Fintech’s Next Chapter: Strategic Insights for Builders in Emerging Markets
Overview
The global fintech industry is entering a new phase—one defined by operational maturity, sustainable growth, and the strategic application of next-generation technologies. The Global Fintech Report 2025 by BCG and QED Investors provides in-depth analysis of key drivers shaping this evolution. This article unpacks the report’s most pertinent insights for fintech builders and partners operating in underpenetrated markets such as South Africa and the broader African continent.

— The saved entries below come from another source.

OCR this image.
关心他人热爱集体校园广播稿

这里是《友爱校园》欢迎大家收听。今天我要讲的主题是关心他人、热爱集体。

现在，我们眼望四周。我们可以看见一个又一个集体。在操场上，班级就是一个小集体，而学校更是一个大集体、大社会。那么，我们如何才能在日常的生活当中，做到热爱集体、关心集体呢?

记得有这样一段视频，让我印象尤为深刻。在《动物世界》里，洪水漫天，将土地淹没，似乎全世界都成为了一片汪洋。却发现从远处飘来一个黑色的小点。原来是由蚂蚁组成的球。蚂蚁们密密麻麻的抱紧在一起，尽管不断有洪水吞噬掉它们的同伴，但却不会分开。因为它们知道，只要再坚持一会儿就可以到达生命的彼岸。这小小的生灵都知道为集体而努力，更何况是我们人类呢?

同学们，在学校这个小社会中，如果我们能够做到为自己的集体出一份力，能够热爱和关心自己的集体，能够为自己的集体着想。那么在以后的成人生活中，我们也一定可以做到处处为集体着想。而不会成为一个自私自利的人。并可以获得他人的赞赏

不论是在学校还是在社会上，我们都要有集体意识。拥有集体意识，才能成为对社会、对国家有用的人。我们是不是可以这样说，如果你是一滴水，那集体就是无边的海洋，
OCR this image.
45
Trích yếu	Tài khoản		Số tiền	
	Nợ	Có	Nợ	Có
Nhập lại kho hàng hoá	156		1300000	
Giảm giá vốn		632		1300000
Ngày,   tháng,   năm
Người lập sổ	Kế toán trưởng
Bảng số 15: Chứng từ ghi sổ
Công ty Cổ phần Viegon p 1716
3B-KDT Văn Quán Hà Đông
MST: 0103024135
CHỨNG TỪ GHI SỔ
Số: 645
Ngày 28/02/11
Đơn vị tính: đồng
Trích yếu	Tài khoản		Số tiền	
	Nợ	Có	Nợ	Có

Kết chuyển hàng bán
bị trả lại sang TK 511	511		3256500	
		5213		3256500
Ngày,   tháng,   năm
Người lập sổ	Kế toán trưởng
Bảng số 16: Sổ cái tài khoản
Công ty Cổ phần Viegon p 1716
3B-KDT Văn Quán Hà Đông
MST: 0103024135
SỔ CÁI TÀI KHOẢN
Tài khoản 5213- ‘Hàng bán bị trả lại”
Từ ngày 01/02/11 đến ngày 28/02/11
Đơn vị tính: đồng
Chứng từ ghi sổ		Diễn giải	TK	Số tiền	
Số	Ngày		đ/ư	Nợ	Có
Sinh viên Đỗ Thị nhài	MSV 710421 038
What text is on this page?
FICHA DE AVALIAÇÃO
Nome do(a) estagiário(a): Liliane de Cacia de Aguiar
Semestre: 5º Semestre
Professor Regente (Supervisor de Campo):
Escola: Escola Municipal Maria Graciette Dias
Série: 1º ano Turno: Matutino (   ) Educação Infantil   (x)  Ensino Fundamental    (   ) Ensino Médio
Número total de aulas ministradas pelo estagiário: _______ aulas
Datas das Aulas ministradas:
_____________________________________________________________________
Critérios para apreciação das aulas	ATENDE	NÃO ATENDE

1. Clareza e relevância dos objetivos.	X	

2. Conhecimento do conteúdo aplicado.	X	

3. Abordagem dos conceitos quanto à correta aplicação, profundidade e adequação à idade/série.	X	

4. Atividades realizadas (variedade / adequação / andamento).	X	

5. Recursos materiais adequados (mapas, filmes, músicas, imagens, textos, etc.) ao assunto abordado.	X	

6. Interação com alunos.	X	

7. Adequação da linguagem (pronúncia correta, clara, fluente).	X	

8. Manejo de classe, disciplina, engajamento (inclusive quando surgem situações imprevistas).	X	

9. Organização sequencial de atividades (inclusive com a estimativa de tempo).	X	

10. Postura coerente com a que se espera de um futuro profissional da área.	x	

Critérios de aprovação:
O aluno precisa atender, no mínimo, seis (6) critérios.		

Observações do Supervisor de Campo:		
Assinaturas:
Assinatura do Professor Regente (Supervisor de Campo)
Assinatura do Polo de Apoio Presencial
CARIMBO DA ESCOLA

Global Momentum, Local Opportunity
In 2024, global fintech revenues grew by 21%—significantly outpacing the 6% growth seen in traditional financial services. However, fintechs still represent only 3% of the $13 trillion global banking and insurance revenue pool. This signals considerable untapped opportunity, particularly in markets underserved by incumbents.
Current fintech revenue is concentrated in five primary verticals:
Digital wallets
Acquiring and vertical SaaS
Challenger banking
Crypto trading
BNPL/POS lending
While these areas continue to scale, meaningful white space remains across B2B financial workflows, credit access, and embedded infrastructure.
Five Trends Reshaping the Fintech Landscape
1. Agentic AI: Moving from Automation to Autonomy
Fintechs are beginning to integrate agentic AI—autonomous systems capable of making and executing decisions on behalf of users. These agents can rebalance portfolios, initiate payments, optimize cash flow, and manage financial goals in real time.
AI-native startups are moving faster than scaled incumbents, with key use cases emerging in onboarding, fraud detection, and vertical SaaS automation. For infrastructure providers like Tenderize, agentic AI represents a new frontier for operational and customer enablement across wallet ecosystems.
2. Onchain Finance and Tokenized Infrastructure
Blockchain-based finance is advancing, with stablecoins increasingly used for cross-border payments and asset tokenization offering the next major shift in capital markets. The tokenization of bonds, private credit, and real estate assets can lower costs, reduce friction, and increase access—particularly in markets with limited liquidity or complex infrastructure.
These developments are particularly relevant to African fintechs where local capital markets remain fragmented and expensive to navigate.
3. Challenger Banks: Scaling Through Product Depth
Leading challenger banks are evolving their strategies. Rather than global expansion, the focus has shifted to:
Increasing average deposit balances
Expanding credit and savings products
Targeting higher-margin customer segments
The goal is to transition from being secondary accounts to becoming customers’ primary financial platform—a path highly aligned with Tenderize’s work in wallet-enabled banking and merchant services.
4. Fintech Lending: Strengthening Through Private Credit
Only 3% of lending revenue today flows through fintechs. However, with private credit funds managing $1.7 trillion globally, new capital partnerships are emerging. These partnerships offer fintechs stable, longer-term funding models to support alternative credit models—especially in underserved markets.
Tenderize’s wallet-linked credit pathways, supported by data-driven risk scoring and agent distribution models, are well positioned to align with this funding trend.
5. The B2B Fintech Opportunity
Most enterprise financial processes—including reconciliation, procurement, and working capital—remain under-digitized. B2B fintech infrastructure is poised for growth, especially in markets with informal economies and limited ERP penetration.
The Tenderize Business Enablement Platform addresses this gap through modular tools built on Salesforce, enabling wallet operators, service providers, and merchants to digitize their back-office and customer-facing operations at scale.
What This Means for South Africa and Emerging Markets
While Africa accounts for less than 1% of global fintech revenues, structural drivers—youth demographics, high mobile penetration, and cash dependence—signal strong future demand.
Key imperatives for fintech builders and stakeholders include:
Addressing pain points where traditional banks are absent or ineffective
Emphasizing unit economics and operational discipline
Embedding AI and blockchain only where value can be clearly delivered
Building scalable, compliant platforms that foster ecosystem-level enablement
Final Thought
As investor sentiment shifts toward sustainability and regulators demand maturity, the fintech landscape is entering a more disciplined era. However, the core opportunity—bridging gaps in financial inclusion, operational efficiency, and economic participation—remains larger than ever.
At Tenderize AI, we are focused on building and enabling the next generation of wallet infrastructure, B2B fintech tools, and inclusive financial systems. The next chapter in fintech is not just about growth—it’s about building the right way.